Kavanaugh's confirmation hearing in the Senate Judiciary Committee will go on as scheduled on Thursday, said Taylor Foy, a spokesman for the panel's chairman, Republican Sen. Chuck Grassley of Iowa. Foy added that nothing resembling the misconduct allegation came up during previous FBI examinations of the judge's background.
The woman first detailed the allegation over the summer in a letter to her representative, Anna Eshoo of California, but decided not to speak publicly about it, The New Yorker said. Sen. Dianne Feinstein, a California Democrat and ranking member on the Senate Judiciary Committee, eventually received the letter, as well. The New Yorker did not detail how it knew about the contents of the letter.

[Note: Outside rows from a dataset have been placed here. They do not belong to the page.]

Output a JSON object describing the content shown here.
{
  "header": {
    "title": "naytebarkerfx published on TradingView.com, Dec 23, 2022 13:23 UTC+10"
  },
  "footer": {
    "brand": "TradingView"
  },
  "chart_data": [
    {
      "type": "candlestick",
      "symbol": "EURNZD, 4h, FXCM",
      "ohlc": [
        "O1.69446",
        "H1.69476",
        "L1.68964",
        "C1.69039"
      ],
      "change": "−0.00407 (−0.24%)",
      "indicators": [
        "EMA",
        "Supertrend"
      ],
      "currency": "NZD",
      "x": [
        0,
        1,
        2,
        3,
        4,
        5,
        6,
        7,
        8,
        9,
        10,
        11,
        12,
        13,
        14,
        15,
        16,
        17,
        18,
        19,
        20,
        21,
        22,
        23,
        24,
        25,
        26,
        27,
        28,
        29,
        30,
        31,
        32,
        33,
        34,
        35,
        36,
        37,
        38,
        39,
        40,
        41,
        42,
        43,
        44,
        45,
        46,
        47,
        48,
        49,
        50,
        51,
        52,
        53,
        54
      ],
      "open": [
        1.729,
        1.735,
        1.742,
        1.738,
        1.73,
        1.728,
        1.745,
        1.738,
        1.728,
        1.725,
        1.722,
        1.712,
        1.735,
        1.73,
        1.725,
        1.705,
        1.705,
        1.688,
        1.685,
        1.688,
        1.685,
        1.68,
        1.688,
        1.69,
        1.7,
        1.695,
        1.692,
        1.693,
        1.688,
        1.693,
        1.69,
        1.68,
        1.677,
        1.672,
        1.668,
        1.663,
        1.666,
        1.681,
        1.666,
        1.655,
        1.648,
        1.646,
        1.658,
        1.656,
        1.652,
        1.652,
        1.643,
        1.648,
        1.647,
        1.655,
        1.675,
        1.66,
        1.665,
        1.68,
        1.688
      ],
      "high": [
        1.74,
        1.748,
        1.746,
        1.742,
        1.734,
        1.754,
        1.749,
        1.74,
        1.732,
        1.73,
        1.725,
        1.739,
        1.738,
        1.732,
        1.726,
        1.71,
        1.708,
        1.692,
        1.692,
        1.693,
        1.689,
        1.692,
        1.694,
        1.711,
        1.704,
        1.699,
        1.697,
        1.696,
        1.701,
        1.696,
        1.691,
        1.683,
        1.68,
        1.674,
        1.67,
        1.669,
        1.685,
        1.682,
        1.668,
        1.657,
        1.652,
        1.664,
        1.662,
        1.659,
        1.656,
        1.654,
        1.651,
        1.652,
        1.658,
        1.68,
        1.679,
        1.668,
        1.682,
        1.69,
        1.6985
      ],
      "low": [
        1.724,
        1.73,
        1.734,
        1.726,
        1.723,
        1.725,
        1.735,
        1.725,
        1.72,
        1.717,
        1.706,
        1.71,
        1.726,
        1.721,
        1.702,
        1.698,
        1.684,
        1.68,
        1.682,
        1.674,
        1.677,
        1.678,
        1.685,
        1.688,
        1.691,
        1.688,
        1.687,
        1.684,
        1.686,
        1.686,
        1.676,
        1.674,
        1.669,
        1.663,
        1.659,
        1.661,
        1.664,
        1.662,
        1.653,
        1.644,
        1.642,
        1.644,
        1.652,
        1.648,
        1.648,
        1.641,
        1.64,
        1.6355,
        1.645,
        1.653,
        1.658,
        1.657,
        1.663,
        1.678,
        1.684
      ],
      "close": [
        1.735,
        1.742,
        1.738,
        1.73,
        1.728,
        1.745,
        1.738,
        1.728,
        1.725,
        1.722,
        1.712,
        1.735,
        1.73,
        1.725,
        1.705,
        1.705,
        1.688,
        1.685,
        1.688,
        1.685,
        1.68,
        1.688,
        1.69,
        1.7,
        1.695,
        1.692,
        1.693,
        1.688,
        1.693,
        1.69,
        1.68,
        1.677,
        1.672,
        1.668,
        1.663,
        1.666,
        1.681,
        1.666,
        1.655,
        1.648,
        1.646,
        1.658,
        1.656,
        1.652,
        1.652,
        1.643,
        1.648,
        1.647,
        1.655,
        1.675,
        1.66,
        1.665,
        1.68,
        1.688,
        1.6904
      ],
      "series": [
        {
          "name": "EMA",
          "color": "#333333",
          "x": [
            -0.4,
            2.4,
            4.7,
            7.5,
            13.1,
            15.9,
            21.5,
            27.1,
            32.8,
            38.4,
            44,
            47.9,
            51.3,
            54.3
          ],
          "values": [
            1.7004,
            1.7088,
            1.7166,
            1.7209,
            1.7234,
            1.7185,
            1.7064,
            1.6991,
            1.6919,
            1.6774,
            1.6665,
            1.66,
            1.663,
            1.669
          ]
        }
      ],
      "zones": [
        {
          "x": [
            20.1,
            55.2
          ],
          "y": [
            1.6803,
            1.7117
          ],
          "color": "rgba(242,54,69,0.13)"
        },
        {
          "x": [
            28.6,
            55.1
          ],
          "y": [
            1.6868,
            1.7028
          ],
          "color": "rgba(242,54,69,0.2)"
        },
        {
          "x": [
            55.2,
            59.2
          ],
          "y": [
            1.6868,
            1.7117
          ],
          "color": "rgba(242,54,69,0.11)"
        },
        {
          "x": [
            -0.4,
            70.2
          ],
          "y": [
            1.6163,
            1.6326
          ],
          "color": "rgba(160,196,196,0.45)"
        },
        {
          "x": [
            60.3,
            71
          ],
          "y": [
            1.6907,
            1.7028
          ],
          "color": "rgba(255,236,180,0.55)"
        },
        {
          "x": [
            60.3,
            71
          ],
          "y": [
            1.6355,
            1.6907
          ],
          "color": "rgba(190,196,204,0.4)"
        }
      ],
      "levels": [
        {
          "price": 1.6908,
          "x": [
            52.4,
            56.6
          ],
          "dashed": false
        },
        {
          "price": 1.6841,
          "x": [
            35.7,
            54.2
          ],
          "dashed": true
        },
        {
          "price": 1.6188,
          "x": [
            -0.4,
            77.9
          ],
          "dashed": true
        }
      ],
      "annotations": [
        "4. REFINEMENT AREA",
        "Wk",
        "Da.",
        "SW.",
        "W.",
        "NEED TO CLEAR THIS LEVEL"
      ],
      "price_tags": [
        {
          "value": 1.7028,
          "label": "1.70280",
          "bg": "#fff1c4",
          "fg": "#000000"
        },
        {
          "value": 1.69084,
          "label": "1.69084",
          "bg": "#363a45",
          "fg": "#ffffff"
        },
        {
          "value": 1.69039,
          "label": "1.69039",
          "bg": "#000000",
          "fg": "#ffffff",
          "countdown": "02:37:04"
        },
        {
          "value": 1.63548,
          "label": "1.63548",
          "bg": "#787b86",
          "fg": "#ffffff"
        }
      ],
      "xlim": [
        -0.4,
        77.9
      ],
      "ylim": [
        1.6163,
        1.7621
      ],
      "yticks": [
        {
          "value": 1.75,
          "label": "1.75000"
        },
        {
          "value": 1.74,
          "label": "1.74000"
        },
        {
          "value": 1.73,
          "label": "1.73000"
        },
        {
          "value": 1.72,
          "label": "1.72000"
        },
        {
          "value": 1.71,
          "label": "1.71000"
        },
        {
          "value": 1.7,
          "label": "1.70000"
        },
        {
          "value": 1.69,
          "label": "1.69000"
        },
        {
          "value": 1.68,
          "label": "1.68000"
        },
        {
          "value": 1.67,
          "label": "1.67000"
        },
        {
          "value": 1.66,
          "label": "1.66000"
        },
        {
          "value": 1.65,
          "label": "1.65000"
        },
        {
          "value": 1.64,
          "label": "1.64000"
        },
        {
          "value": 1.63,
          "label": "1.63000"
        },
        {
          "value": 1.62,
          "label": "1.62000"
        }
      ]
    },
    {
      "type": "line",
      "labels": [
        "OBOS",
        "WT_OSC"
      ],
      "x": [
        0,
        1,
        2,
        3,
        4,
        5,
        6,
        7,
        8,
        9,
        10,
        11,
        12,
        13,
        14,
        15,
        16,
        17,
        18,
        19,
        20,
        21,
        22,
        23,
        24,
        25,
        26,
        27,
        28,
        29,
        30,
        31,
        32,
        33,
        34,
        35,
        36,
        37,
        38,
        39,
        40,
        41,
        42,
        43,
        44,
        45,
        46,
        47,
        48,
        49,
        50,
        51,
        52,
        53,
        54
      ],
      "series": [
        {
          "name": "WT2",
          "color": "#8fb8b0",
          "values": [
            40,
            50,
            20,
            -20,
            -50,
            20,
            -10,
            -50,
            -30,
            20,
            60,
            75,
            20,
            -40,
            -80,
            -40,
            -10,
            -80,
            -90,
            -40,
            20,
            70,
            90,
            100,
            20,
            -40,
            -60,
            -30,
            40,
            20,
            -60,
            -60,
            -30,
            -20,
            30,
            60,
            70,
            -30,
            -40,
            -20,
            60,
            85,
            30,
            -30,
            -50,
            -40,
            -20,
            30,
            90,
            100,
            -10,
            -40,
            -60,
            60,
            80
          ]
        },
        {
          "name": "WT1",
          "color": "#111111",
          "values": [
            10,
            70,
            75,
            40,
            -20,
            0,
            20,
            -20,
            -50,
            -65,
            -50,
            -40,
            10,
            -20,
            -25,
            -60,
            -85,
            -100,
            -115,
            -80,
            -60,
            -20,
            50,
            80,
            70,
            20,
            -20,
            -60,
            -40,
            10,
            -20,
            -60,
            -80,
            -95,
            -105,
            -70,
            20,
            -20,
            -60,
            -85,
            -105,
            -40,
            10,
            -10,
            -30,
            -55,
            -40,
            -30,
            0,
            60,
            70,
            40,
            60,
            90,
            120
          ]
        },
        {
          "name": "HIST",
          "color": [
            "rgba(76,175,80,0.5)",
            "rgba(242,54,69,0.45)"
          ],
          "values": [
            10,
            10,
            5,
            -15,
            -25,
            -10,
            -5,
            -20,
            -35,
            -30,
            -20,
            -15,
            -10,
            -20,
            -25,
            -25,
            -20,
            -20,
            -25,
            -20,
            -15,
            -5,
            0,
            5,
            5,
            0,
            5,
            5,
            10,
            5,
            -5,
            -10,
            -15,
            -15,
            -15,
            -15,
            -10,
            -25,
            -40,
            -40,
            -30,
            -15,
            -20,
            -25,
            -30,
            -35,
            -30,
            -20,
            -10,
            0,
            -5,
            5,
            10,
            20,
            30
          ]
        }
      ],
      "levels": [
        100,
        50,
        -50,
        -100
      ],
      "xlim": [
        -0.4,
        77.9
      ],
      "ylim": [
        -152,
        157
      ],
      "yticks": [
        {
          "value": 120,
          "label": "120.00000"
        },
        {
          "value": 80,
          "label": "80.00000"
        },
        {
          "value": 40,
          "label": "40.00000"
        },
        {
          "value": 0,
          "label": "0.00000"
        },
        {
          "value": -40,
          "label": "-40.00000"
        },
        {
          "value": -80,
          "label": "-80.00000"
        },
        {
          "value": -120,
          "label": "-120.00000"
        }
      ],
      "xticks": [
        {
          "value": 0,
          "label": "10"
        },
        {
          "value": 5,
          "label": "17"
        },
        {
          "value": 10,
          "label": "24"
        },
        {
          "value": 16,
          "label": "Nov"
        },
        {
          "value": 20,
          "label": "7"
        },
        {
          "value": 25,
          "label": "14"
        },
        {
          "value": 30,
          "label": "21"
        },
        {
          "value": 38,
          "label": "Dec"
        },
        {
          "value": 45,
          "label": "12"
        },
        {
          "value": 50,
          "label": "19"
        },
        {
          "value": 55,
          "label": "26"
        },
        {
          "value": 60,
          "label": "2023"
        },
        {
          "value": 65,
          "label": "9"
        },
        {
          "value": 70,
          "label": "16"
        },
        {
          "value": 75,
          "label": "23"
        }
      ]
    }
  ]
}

Feinstein first declined to share details with the committee's other Democrats, before agreeing to fill them in on Wednesday, according to The New Yorker. On Thursday, she said she referred the information to federal authorities. The FBI reportedly does not plan to open an investigation into the claim, and the bureau included the letter as an update to Kavanaugh's background check given to the White House.
In a statement, a spokesman for Feinstein said the senator "took these allegations seriously and believed they should be public." The accuser "made it clear" that she did not want the information to be public.
"It is critical in matters of sexual misconduct to protect the identity of the victim when they wish to remain anonymous, and the senator did so in this case," the spokesman said.